Opinion

In the face of rising anti-Semitism, I’ll be brazenly Jewish

Rabbi Yisroel Goldstein speaks during funeral services for shooting victim Lori Kaye as Kaye’s daughter Hannah, second from left, holds onto her father, Howard, Monday, April 29, 2019, in San Diego. Lori Kaye was killed when a man opened fire two days earlier inside a synagogue near San Diego, as worshipers celebrated the last day of a major Jewish holiday. (AP Photo/Gregory Bull)
Rabbi Yisroel Goldstein speaks during funeral services for shooting victim Lori Kaye as Kaye’s daughter Hannah, second from left, holds onto her father, Howard, Monday, April 29, 2019, in San Diego. Lori Kaye was killed when a man opened fire two days earlier inside a synagogue near San Diego, as worshipers celebrated the last day of a major Jewish holiday. (AP Photo/Gregory Bull) AP

For years, I have wanted to brush off the signs of growing anti-Semitism as an exaggeration, an example of wrongly extrapolating a broad societal trend from the acts of the demented few. Decades ago I even wondered if an organization like the Anti-Defamation League was any longer necessary. Why a Jew even came within a couple hundred votes of winning the vice-presidency of the United States.

However, it is now undeniable that the deep societal divisions that are rending the social fabric of our nation have clearly loosened the sources of anti-Semitism as well. White supremacists and radical Islamists point to different ills that they believe plague our society, but it is pretty unnerving that they find common cause in blaming the Jews.

As the manifesto by the California synagogue shooter attests, besides the centuries-old false anti-Semitic narratives, his animus arose from the belief that Jews are part of the liberal elite supporting large-scale immigration that is changing the complexion of America and challenging historical white power and privilege. Hateful Muslims have their own set of bigoted tropes, but a modern core claim is that American Jews exert disproportional political power to advance a pro-Israel foreign policy, including continued colonization of oppressed Palestinians.

We Jews cannot take any solace in a belief that modern anti-Jewish bigotry is isolated to the political fringes. Indeed, it is being mainstreamed.

Europe is an anti-Jewish mess.
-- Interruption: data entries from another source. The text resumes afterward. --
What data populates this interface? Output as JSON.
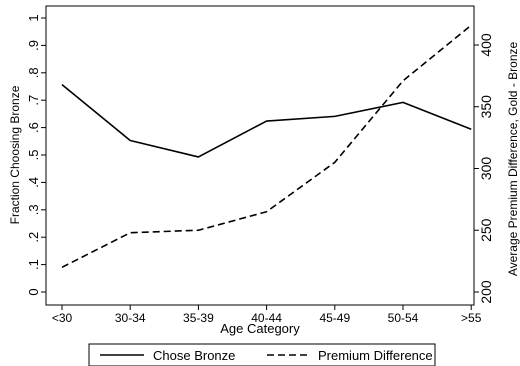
{
  "chart_data": {
    "type": "line",
    "x_label": "Age Category",
    "categories": [
      "<30",
      "30-34",
      "35-39",
      "40-44",
      "45-49",
      "50-54",
      ">55"
    ],
    "y_left": {
      "label": "Fraction Choosing Bronze",
      "range": [
        0,
        1
      ],
      "ticks": [
        "0",
        ".1",
        ".2",
        ".3",
        ".4",
        ".5",
        ".6",
        ".7",
        ".8",
        ".9",
        "1"
      ],
      "tick_values": [
        0,
        0.1,
        0.2,
        0.3,
        0.4,
        0.5,
        0.6,
        0.7,
        0.8,
        0.9,
        1.0
      ]
    },
    "y_right": {
      "label": "Average Premium Difference, Gold - Bronze",
      "range": [
        200,
        420
      ],
      "ticks": [
        "200",
        "250",
        "300",
        "350",
        "400"
      ],
      "tick_values": [
        200,
        250,
        300,
        350,
        400
      ]
    },
    "series": [
      {
        "name": "Chose Bronze",
        "axis": "left",
        "style": "solid",
        "values": [
          0.757,
          0.553,
          0.493,
          0.624,
          0.641,
          0.692,
          0.594
        ]
      },
      {
        "name": "Premium Difference",
        "axis": "right",
        "style": "dashed",
        "values": [
          220,
          248,
          250,
          265,
          305,
          371,
          416
        ]
      }
    ],
    "legend": {
      "position": "bottom",
      "entries": [
        "Chose Bronze",
        "Premium Difference"
      ]
    },
    "grid": false,
    "line_color": "#000000"
  }
}
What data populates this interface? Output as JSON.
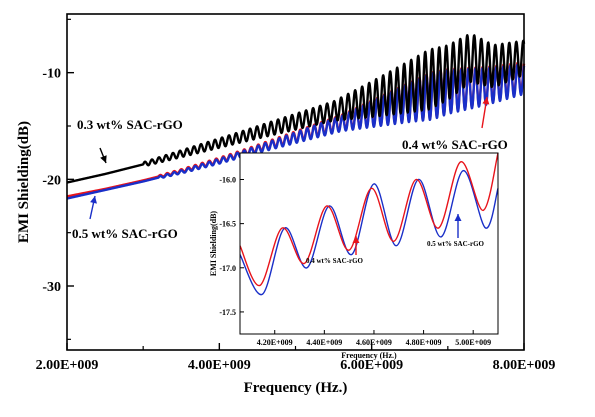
{
  "chart_data": [
    {
      "type": "line",
      "xlabel": "Frequency (Hz.)",
      "ylabel": "EMI Shielding(dB)",
      "xlim": [
        2000000000,
        8000000000
      ],
      "ylim": [
        -36,
        -4.5
      ],
      "x_ticks": [
        {
          "value": 2000000000,
          "label": "2.00E+009"
        },
        {
          "value": 4000000000,
          "label": "4.00E+009"
        },
        {
          "value": 6000000000,
          "label": "6.00E+009"
        },
        {
          "value": 8000000000,
          "label": "8.00E+009"
        }
      ],
      "y_ticks": [
        {
          "value": -10,
          "label": "-10"
        },
        {
          "value": -20,
          "label": "-20"
        },
        {
          "value": -30,
          "label": "-30"
        }
      ],
      "series": [
        {
          "name": "0.3 wt% SAC-rGO",
          "color": "#000000",
          "x": [
            2000000000,
            2500000000,
            3000000000,
            3500000000,
            4000000000,
            4500000000,
            5000000000,
            5500000000,
            6000000000,
            6500000000,
            7000000000,
            7300000000,
            7600000000,
            8000000000
          ],
          "y": [
            -20.3,
            -19.5,
            -18.6,
            -17.6,
            -16.6,
            -15.6,
            -14.6,
            -13.6,
            -12.5,
            -11.3,
            -10.0,
            -8.6,
            -9.4,
            -8.6
          ],
          "ripple_start": 3000000000,
          "ripple_period": 92000000,
          "ripple_amp": [
            0.2,
            0.5,
            0.9,
            2.8,
            1.6
          ]
        },
        {
          "name": "0.4 wt% SAC-rGO",
          "color": "#e8141b",
          "x": [
            2000000000,
            2500000000,
            3000000000,
            3500000000,
            4000000000,
            4500000000,
            5000000000,
            5500000000,
            6000000000,
            6500000000,
            7000000000,
            7500000000,
            8000000000
          ],
          "y": [
            -21.6,
            -20.9,
            -20.1,
            -19.2,
            -18.2,
            -17.1,
            -16.0,
            -14.9,
            -13.8,
            -12.7,
            -11.7,
            -11.2,
            -10.4
          ],
          "ripple_start": 3200000000,
          "ripple_period": 92000000,
          "ripple_amp": [
            0.1,
            0.3,
            0.7,
            2.2,
            1.4
          ]
        },
        {
          "name": "0.5 wt% SAC-rGO",
          "color": "#1a2fc8",
          "x": [
            2000000000,
            2500000000,
            3000000000,
            3500000000,
            4000000000,
            4500000000,
            5000000000,
            5500000000,
            6000000000,
            6500000000,
            7000000000,
            7500000000,
            8000000000
          ],
          "y": [
            -21.8,
            -21.0,
            -20.2,
            -19.3,
            -18.3,
            -17.2,
            -16.1,
            -15.0,
            -13.9,
            -12.8,
            -11.8,
            -11.3,
            -10.6
          ],
          "ripple_start": 3200000000,
          "ripple_period": 92000000,
          "ripple_amp": [
            0.1,
            0.3,
            0.7,
            2.2,
            1.4
          ]
        }
      ],
      "annotations": [
        {
          "text": "0.3 wt% SAC-rGO",
          "series": "0.3 wt% SAC-rGO"
        },
        {
          "text": "0.4 wt% SAC-rGO",
          "series": "0.4 wt% SAC-rGO"
        },
        {
          "text": "0.5 wt% SAC-rGO",
          "series": "0.5 wt% SAC-rGO"
        }
      ]
    },
    {
      "type": "line",
      "xlabel": "Frequency (Hz.)",
      "ylabel": "EMI Shielding(dB)",
      "xlim": [
        4060000000,
        5100000000
      ],
      "ylim": [
        -17.75,
        -15.7
      ],
      "x_ticks": [
        {
          "value": 4200000000,
          "label": "4.20E+009"
        },
        {
          "value": 4400000000,
          "label": "4.40E+009"
        },
        {
          "value": 4600000000,
          "label": "4.60E+009"
        },
        {
          "value": 4800000000,
          "label": "4.80E+009"
        },
        {
          "value": 5000000000,
          "label": "5.00E+009"
        }
      ],
      "y_ticks": [
        {
          "value": -16.0,
          "label": "-16.0"
        },
        {
          "value": -16.5,
          "label": "-16.5"
        },
        {
          "value": -17.0,
          "label": "-17.0"
        },
        {
          "value": -17.5,
          "label": "-17.5"
        }
      ],
      "series": [
        {
          "name": "0.4 wt% SAC-rGO",
          "color": "#e8141b",
          "x": [
            4060000000,
            4140000000,
            4230000000,
            4320000000,
            4410000000,
            4500000000,
            4590000000,
            4680000000,
            4770000000,
            4860000000,
            4950000000,
            5040000000,
            5100000000
          ],
          "y": [
            -16.75,
            -17.2,
            -16.55,
            -16.95,
            -16.3,
            -16.8,
            -16.1,
            -16.7,
            -16.0,
            -16.55,
            -15.8,
            -16.35,
            -15.7
          ]
        },
        {
          "name": "0.5 wt% SAC-rGO",
          "color": "#1a2fc8",
          "x": [
            4060000000,
            4150000000,
            4240000000,
            4330000000,
            4420000000,
            4510000000,
            4600000000,
            4690000000,
            4780000000,
            4870000000,
            4960000000,
            5050000000,
            5100000000
          ],
          "y": [
            -16.85,
            -17.3,
            -16.55,
            -17.0,
            -16.3,
            -16.85,
            -16.05,
            -16.75,
            -16.0,
            -16.65,
            -15.9,
            -16.55,
            -16.1
          ]
        }
      ],
      "annotations": [
        {
          "text": "0.4 wt% SAC-rGO",
          "series": "0.4 wt% SAC-rGO"
        },
        {
          "text": "0.5 wt% SAC-rGO",
          "series": "0.5 wt% SAC-rGO"
        }
      ]
    }
  ]
}
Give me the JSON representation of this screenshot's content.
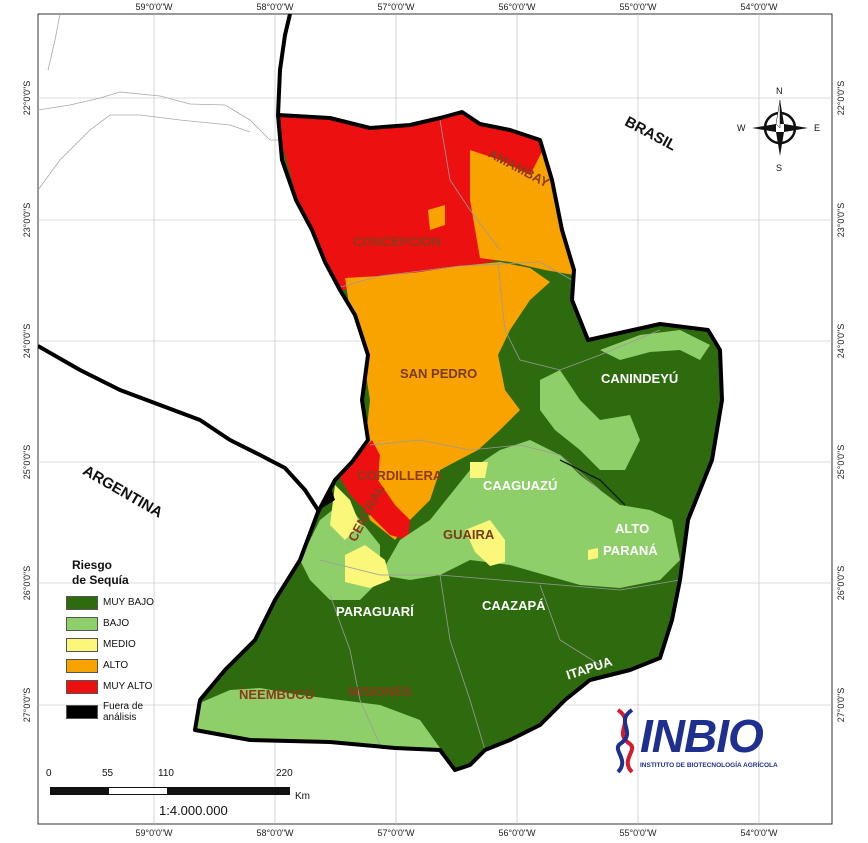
{
  "map": {
    "legend": {
      "title": "Riesgo\nde Sequía",
      "items": [
        {
          "label": "MUY BAJO",
          "color": "#2e6b0f"
        },
        {
          "label": "BAJO",
          "color": "#8fcf6a"
        },
        {
          "label": "MEDIO",
          "color": "#fbf77a"
        },
        {
          "label": "ALTO",
          "color": "#f9a300"
        },
        {
          "label": "MUY ALTO",
          "color": "#ec1010"
        },
        {
          "label": "Fuera de\nanálisis",
          "color": "#000000"
        }
      ]
    },
    "top_ticks": [
      "59°0'0\"W",
      "58°0'0\"W",
      "57°0'0\"W",
      "56°0'0\"W",
      "55°0'0\"W",
      "54°0'0\"W"
    ],
    "bottom_ticks": [
      "59°0'0\"W",
      "58°0'0\"W",
      "57°0'0\"W",
      "56°0'0\"W",
      "55°0'0\"W",
      "54°0'0\"W"
    ],
    "left_ticks": [
      "22°0'0\"S",
      "23°0'0\"S",
      "24°0'0\"S",
      "25°0'0\"S",
      "26°0'0\"S",
      "27°0'0\"S"
    ],
    "right_ticks": [
      "22°0'0\"S",
      "23°0'0\"S",
      "24°0'0\"S",
      "25°0'0\"S",
      "26°0'0\"S",
      "27°0'0\"S"
    ],
    "countries": {
      "brasil": "BRASIL",
      "argentina": "ARGENTINA"
    },
    "regions": {
      "concepcion": "CONCEPCION",
      "amambay": "AMAMBAY",
      "san_pedro": "SAN PEDRO",
      "canindeyu": "CANINDEYÚ",
      "cordillera": "CORDILLERA",
      "caaguazu": "CAAGUAZÚ",
      "central": "CENTRAL",
      "guaira": "GUAIRA",
      "alto_parana_1": "ALTO",
      "alto_parana_2": "PARANÁ",
      "paraguari": "PARAGUARÍ",
      "caazapa": "CAAZAPÁ",
      "itapua": "ITAPUA",
      "neembucu": "ÑEEMBUCÚ",
      "misiones": "MISIONES"
    },
    "compass": {
      "n": "N",
      "s": "S",
      "e": "E",
      "w": "W"
    },
    "scalebar": {
      "ticks": [
        "0",
        "55",
        "110",
        "220"
      ],
      "unit": "Km",
      "ratio": "1:4.000.000"
    },
    "logo": {
      "name": "INBIO",
      "subtitle": "INSTITUTO DE BIOTECNOLOGÍA AGRÍCOLA"
    }
  }
}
Openly anti-Semitic, far-right political parties are gaining strength throughout the continent; Holocaust denial legislation has succeeded in multiple eastern European parliaments; and overt anti-Semites like Viktor Orban have a vice-grip on political power in places like Hungary. The venerable British Labor Party is wracked with anti-Semitism throughout its ranks, leading a Jewish member of parliament to bolt Labor, claiming it was “sickeningly institutionally racist.”

It is far better here at home, but warning signs cannot be ignored. In too many communities, and even in the halls of Congress, opposition to the Netanyahu government and Israeli policy has far too easily taken the form of classic anti-Semitism with Rep. Ilhan Omar often leading the way. Brazen anti-Jewish rhetoric and violence from the far right is too often only hesitatingly criticized in the mildest of terms by our president and his enablers in the White House.

There are no quick fixes for rising anti-Jewish vitriol. If they existed, we Jews would have used them centuries ago. Indeed, our own community is so divided – on Israel-Palestine, on domestic politics, even on the basic question of “Who is a Jew?” – we could probably never agree on a unified Jewish response to anti-Semitism anyway.

In light of this, it is really incumbent on each individual and each community to address our modern peril in the way that makes the most sense to them.

I, for one, agree with the rabbi from the California synagogue who lost a finger, and almost his life, in last week’s attack. He wrote that the times call for being “brazenly Jewish.”

For me, being brazenly Jewish means being bolder and more vocal in calling out injustice when I see it. The injustice of Christian Sri Lankans being slain by the bigotry of ISIS; the injustice of thousands of Egyptian Muslims being locked up for opposing a tyrannical government; the injustice of the destruction of 73 Jewish gravestones in a Romanian cemetery; the injustice of the humanitarian crisis in Gaza.

As is said in the book of Proverbs: “When justice is done, it brings joy to the righteous and terror to the evildoer.”

It is high time we started turning the tables on the evildoers and brought some joy to the hearts of the righteous.

David Schanzer is professor of the practice in the Sanford School of Public Policy at Duke University and director of the Triangle Center on Terrorism and Homeland Security.